On Sat, Apr 02 2022 at 08:55, Artem Savkov wrote:
> On Wed, Mar 30, 2022 at 03:40:55PM +0200, Anna-Maria Behnsen wrote:
>> When calculating the level/index with a relative timeout, there is no
>> guarantee that the result is the same when actual enqueueing the timer with
>> expiry = jiffies + timeout .
>
> Yes, you are correct. This especially is a problem for timeouts placed
> just before LVL_START(x), which is a good chunk of cases. I don't
> think it is possible to get to timer_base clock without meddling with
> the hot-path.

Especially not when the timer might end up being migrated to a different
base, which would in the worst case require to do the calculation twice
if the base clocks differ.

The problem especially with network timers is that in the traffic case
the timers are often rearmed at high frequency.
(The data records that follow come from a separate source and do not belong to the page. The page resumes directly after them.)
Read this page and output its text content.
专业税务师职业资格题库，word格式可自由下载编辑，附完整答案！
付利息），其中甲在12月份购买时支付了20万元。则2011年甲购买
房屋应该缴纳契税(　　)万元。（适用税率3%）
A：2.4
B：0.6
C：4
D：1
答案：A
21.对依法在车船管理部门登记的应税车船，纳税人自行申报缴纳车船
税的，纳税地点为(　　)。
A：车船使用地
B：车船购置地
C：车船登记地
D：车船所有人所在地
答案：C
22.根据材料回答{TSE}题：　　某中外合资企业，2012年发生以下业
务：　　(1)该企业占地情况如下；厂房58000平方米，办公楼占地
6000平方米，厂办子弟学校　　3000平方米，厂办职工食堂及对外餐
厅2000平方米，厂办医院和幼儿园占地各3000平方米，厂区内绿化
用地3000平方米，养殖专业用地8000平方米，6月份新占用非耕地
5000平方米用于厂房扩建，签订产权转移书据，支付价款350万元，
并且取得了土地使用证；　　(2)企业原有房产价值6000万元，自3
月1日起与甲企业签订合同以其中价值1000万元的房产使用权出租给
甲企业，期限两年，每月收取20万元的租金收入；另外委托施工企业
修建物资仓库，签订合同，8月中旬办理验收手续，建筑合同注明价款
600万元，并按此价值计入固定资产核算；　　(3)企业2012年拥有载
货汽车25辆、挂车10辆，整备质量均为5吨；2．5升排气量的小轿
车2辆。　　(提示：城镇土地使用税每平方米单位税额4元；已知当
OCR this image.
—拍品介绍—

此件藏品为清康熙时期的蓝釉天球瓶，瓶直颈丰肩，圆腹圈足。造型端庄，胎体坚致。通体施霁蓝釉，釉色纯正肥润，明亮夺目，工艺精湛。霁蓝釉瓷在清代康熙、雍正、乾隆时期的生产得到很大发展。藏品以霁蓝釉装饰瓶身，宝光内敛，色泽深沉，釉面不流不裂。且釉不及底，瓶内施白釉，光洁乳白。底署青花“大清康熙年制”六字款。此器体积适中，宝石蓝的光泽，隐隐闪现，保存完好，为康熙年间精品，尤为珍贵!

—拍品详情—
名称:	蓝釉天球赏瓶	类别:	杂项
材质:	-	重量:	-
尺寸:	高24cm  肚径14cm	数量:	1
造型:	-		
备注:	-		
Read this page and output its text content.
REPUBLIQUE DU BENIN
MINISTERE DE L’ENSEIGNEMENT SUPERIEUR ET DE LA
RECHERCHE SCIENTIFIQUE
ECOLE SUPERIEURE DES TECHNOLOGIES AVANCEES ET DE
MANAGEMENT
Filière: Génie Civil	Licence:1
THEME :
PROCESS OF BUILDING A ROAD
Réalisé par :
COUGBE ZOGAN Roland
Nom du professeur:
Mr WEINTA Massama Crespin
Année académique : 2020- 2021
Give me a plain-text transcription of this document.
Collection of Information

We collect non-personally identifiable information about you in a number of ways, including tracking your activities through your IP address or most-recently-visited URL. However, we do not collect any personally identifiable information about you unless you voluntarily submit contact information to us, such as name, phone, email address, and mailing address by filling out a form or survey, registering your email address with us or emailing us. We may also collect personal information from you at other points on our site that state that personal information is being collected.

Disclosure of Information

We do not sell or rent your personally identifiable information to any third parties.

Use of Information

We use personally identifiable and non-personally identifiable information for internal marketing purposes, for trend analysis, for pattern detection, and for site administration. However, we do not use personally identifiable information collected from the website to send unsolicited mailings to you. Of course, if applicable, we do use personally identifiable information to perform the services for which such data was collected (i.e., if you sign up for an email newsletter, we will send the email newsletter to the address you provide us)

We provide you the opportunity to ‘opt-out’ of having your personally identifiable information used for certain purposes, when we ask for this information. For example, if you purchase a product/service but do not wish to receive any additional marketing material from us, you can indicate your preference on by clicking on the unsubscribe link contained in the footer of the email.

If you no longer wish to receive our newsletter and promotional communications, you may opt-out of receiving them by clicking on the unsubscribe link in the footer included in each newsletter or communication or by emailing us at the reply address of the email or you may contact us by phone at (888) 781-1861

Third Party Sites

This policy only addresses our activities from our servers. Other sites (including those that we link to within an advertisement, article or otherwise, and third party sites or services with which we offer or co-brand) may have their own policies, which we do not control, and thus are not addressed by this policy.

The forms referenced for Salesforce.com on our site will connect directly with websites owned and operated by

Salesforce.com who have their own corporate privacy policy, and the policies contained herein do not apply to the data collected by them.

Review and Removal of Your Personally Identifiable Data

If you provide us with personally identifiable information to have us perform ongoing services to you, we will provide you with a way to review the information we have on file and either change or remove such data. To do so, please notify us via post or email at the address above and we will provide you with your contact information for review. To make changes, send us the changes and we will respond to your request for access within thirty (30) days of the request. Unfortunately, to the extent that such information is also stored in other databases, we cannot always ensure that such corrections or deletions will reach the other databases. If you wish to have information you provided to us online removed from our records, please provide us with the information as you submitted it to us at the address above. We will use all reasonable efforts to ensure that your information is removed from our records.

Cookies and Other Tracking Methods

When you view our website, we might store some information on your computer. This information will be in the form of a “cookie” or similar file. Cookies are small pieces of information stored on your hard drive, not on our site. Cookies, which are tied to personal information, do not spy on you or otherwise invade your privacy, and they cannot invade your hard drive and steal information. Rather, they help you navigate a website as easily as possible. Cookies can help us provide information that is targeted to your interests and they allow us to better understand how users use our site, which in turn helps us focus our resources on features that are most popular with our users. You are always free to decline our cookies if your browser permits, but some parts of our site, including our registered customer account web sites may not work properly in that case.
See the optimizations in
mod_timer() which try to avoid dequeue/enqueue sequences.

One of the main reasons for giving up on accuracy for the timer wheel
back then was to avoid two issues for networking:

    - Full rearming of a timer which ended up in the same expiry bucket
      due to software batching (incomplete, but with the same goal and
      the same 12.5% error margin).

    - Cascading bursts.

      We gathered statistics from various workloads which showed that
      99+% of all timers were canceled or rearmed before expiry, but
      under certain load scenarios a large portion of those timers where
      cascaded into a lower wheel level with smaller granularity before
      cancelation or rearming.

      As the wheel level granularity was strictly exponential the event
      of cascading a large amount (hint: thousands) of timers in one go
      was not uncommon. Cascading happened with interrupts disabled and
      it touched a usualy cold cache line per cascaded timer...

> Is it possible to determine the upper limit of error margin here? My
> assumption is it shouldn't be very big, so maybe it would be enough to
> account for this when adjusting timeout at the edge of a level.
> I know this doesn't sound good but I am running out of ideas here.

Let's just take a step back.

So we know, that the maximal error margin in the wheel is 12.5%, right?
That means, if you take your relative timeout and subtract 12.5% then
you are in the right ballpark and the earliest expiry will not be before
that point obviously, but it's also guaranteed not to expire later than
the original timeout. Obviously this will converge towards the early
expiry the longer the timeouts are, but it's bound.

Also due to the properties of the wheel, the lag of base::clk will
obviously only affect those levels where lag >= LVL_GRAN(level).

That's not perfect, but perfect is the enemy of good.